Ketika hari sudah mulai menyengat, matahari naik di tengah-tengah langit dan dengan sombongnya berpijar, Horikawa baru berhenti tergugu. Yagen menarik tangan Horikawa dan mengajaknya menanam apel. Jika Horikawa yang dulu selalu berdongeng tentang banyak hal, sekarang giliran Yagen yang bercerita. Banyak, banyak sekali yang Yagen ceritakan kepada Horikawa; kehidupannya di kolong jembatan yang keras dan sulit bersama Ichigo, kematian induk kucing peliharaannya belum lama ini, kegagalannya dalam mencuri yang tidak hanya sekali (sepertinya Yagen memang tidak memiliki potongan menjadi pencuri, sungguh sial), hingga cita-citanya memiliki kebun apel. Amat sederhana dalam pandangan anak-anak, tapi begitu bermakna bagi Yagen. Tanpa ada yang mengomando, Horikawa sudah menyerocos mengenai apa yang menimpanya hari ini dan mengapa ia sampai menangis.
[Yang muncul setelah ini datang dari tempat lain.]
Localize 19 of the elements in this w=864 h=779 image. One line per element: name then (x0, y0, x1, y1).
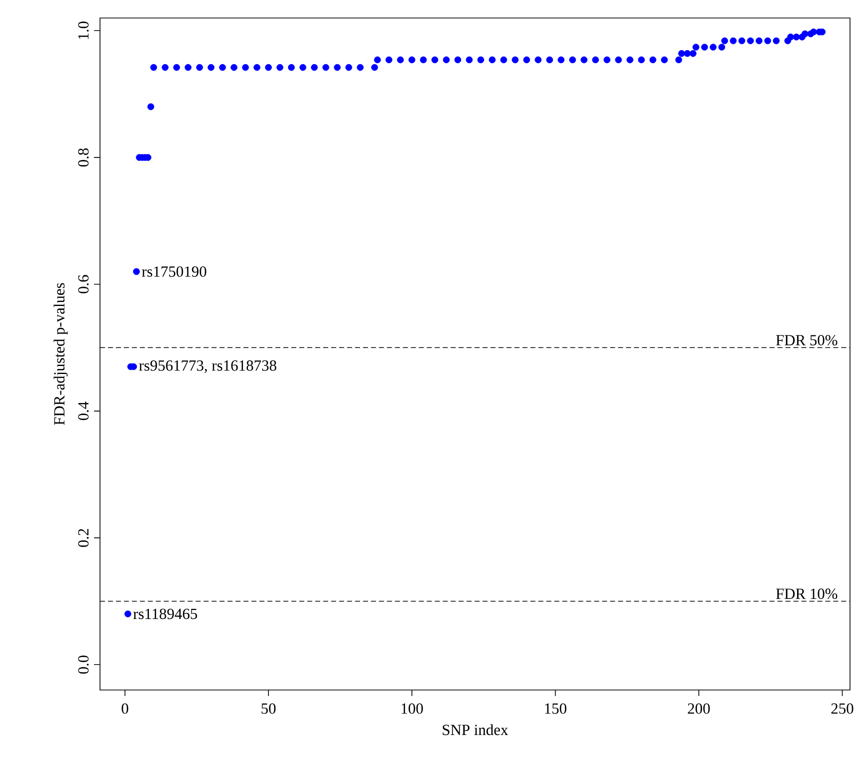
x-axis-title: SNP index (442, 724, 508, 736)
y-axis-title: FDR-adjusted p-values (54, 283, 68, 425)
annotation: rs9561773, rs1618738 (139, 360, 276, 373)
y-tick-label: 1.0 (78, 22, 89, 39)
x-tick-label: 150 (545, 703, 566, 714)
ref-line-label: FDR 10% (776, 588, 838, 600)
x-tick-label: 0 (122, 703, 128, 714)
x-tick-label: 250 (831, 703, 854, 714)
x-tick-label: 200 (688, 703, 710, 714)
x-tick-label: 50 (262, 703, 276, 714)
annotation: rs1189465 (133, 608, 198, 620)
y-tick-label: 0.8 (78, 148, 89, 167)
y-tick-label: 0.4 (78, 402, 89, 420)
y-tick-label: 0.6 (78, 275, 89, 294)
ref-line-label: FDR 50% (776, 334, 838, 346)
x-tick-label: 100 (402, 703, 423, 714)
annotation: rs1750190 (142, 266, 206, 277)
y-tick-label: 0.0 (78, 656, 89, 674)
y-tick-label: 0.2 (78, 529, 89, 547)
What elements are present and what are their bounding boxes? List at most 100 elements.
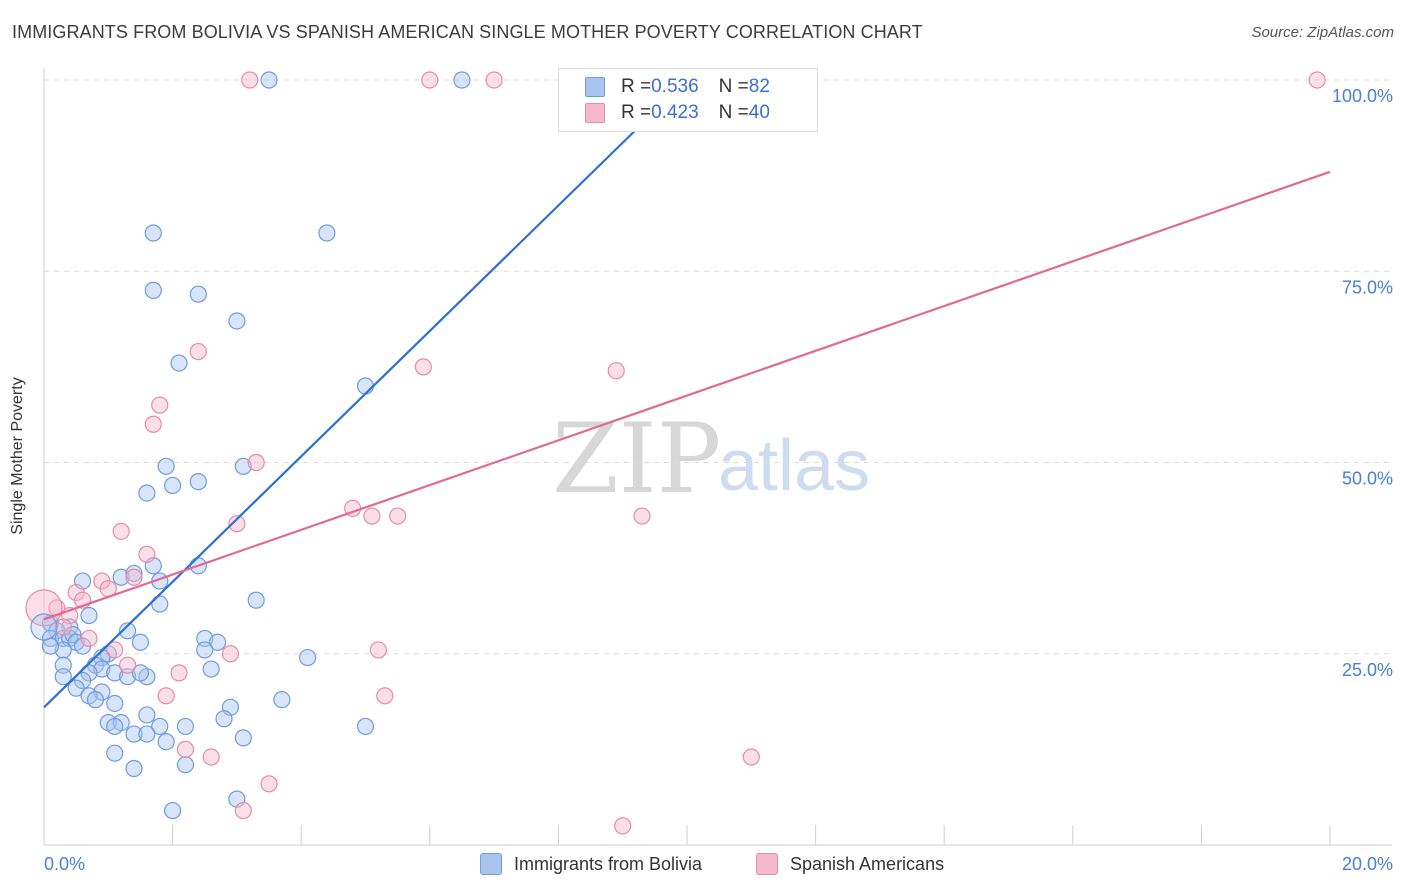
point-spanish [118,656,137,674]
point-spanish [376,687,394,705]
point-spanish [228,515,246,533]
stats-legend-row-spanish: R = 0.423 N = 40 [585,101,770,125]
r-label: R = [621,76,652,97]
point-spanish [414,358,432,376]
point-bolivia [299,648,317,667]
point-spanish [80,629,98,648]
trend-lines [43,79,1331,709]
point-bolivia [131,633,150,651]
point-spanish [157,687,175,705]
point-bolivia [151,595,169,613]
r-label: R = [621,102,652,123]
n-value: 40 [748,102,770,123]
point-bolivia [54,668,72,686]
point-bolivia [138,706,156,724]
point-spanish [369,641,387,659]
point-spanish [202,748,220,766]
point-spanish [144,415,162,433]
point-spanish [241,71,259,89]
point-spanish [742,748,760,766]
point-bolivia [125,759,143,778]
point-spanish [1308,71,1326,89]
gridlines [44,79,1392,655]
point-bolivia [164,801,182,820]
point-spanish [106,641,124,659]
point-bolivia [170,354,188,372]
n-label: N = [718,102,749,123]
legend-swatch-spanish [756,853,778,875]
point-bolivia [125,725,143,743]
axes [43,68,1392,846]
point-bolivia [318,224,336,242]
point-spanish [189,342,207,361]
point-bolivia [54,641,72,659]
point-bolivia [260,71,278,89]
point-bolivia [106,744,124,762]
point-bolivia [112,568,130,586]
n-value: 82 [748,76,770,97]
legend-swatch-bolivia [480,853,502,875]
point-bolivia [67,679,85,697]
point-spanish [138,545,156,563]
point-spanish [614,817,632,835]
legend-swatch-spanish [585,103,605,123]
point-spanish [221,645,240,663]
point-spanish [607,362,625,380]
point-spanish [54,618,72,636]
x-tick-label: 20.0% [1342,854,1393,874]
point-bolivia [234,457,252,475]
tick-labels: 25.0% 50.0% 75.0% 100.0% 0.0% 20.0% [44,86,1393,874]
r-value: 0.423 [651,102,699,123]
point-bolivia [356,717,375,736]
point-bolivia [247,591,265,609]
point-bolivia [93,660,111,678]
point-spanish [247,453,265,472]
point-bolivia [80,606,98,625]
point-bolivia [189,473,207,491]
point-spanish [389,507,407,525]
point-bolivia [196,641,214,659]
point-spanish [112,522,130,540]
point-bolivia [215,710,233,728]
point-bolivia [151,717,169,736]
legend-label-bolivia: Immigrants from Bolivia [514,853,703,874]
watermark: ZIP atlas [552,403,870,515]
point-bolivia [86,691,105,709]
point-bolivia [125,564,143,583]
legend-swatch-bolivia [585,77,605,97]
point-spanish [260,775,278,793]
point-bolivia [189,285,207,303]
trend-line-spanish [43,170,1331,621]
r-value: 0.536 [651,76,699,97]
chart-title: IMMIGRANTS FROM BOLIVIA VS SPANISH AMERI… [12,22,923,42]
legend-label-spanish: Spanish Americans [790,853,945,874]
point-spanish [421,71,439,89]
point-bolivia [106,717,124,736]
point-bolivia [234,729,252,747]
point-bolivia [176,756,195,774]
point-spanish [363,507,381,525]
point-bolivia [356,377,375,395]
y-tick-label: 100.0% [1332,86,1393,106]
watermark-atlas: atlas [718,426,870,506]
x-tick-label: 0.0% [44,854,85,874]
point-bolivia [131,664,150,682]
point-bolivia [106,694,124,713]
legend-item-spanish: Spanish Americans [756,852,944,876]
point-bolivia [144,224,162,242]
stats-legend-row-bolivia: R = 0.536 N = 82 [585,75,770,99]
point-spanish [485,71,503,89]
point-bolivia [144,281,162,299]
trend-line-bolivia [43,79,688,709]
point-bolivia [118,622,137,640]
point-spanish [633,507,651,525]
source-credit: Source: ZipAtlas.com [1251,24,1394,41]
point-bolivia [453,71,471,89]
point-bolivia [164,476,182,495]
point-spanish [151,396,169,414]
point-bolivia [176,717,195,736]
point-bolivia-cluster [30,613,58,641]
point-bolivia [209,633,227,651]
point-bolivia [273,691,291,709]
Ternyata, tadi ia baru saja dipukuli bos pemilik rumah. Selama ini Horikawa tinggal menumpang dengan bos pengamen. Tugasnya sehari-hari memang mengamen dan menemis, kemudian uang yang didapat dikumpulkan kepada bos, barulah Horikawa mendapat jatah makan. Apabila uang yang ia dapat banyak, sehari ia bisa makan hingga tiga kali. Namun, jika sedikit, jatah makan menjadi hanya sekali. Parahnya, tatkala Horikawa pulang hanya dengan membawa tangan kosong, maka jatah makan pun menjadi tiada. Seringkali, saat perut menjerit meminta diisi, pukulan dan bentakan adalah menu makan yang terpaksa harus ditelan. Entah mengapa, padahal selama ini mereka berdua sudah mendapat perlakukan kasar dari banyak orang, tapi melihat Horikawa yang kini tersenyum, Yagen merasa bahagia. Lupakan soal berapa kali ia pernah ditampar orang. Amnesiakan berapa kali Horikawa sudah menerima pukulan. Mereka berdua memang hanya berbagi luka, tapi justru luka itulah yang menyembuhkan mereka berdua.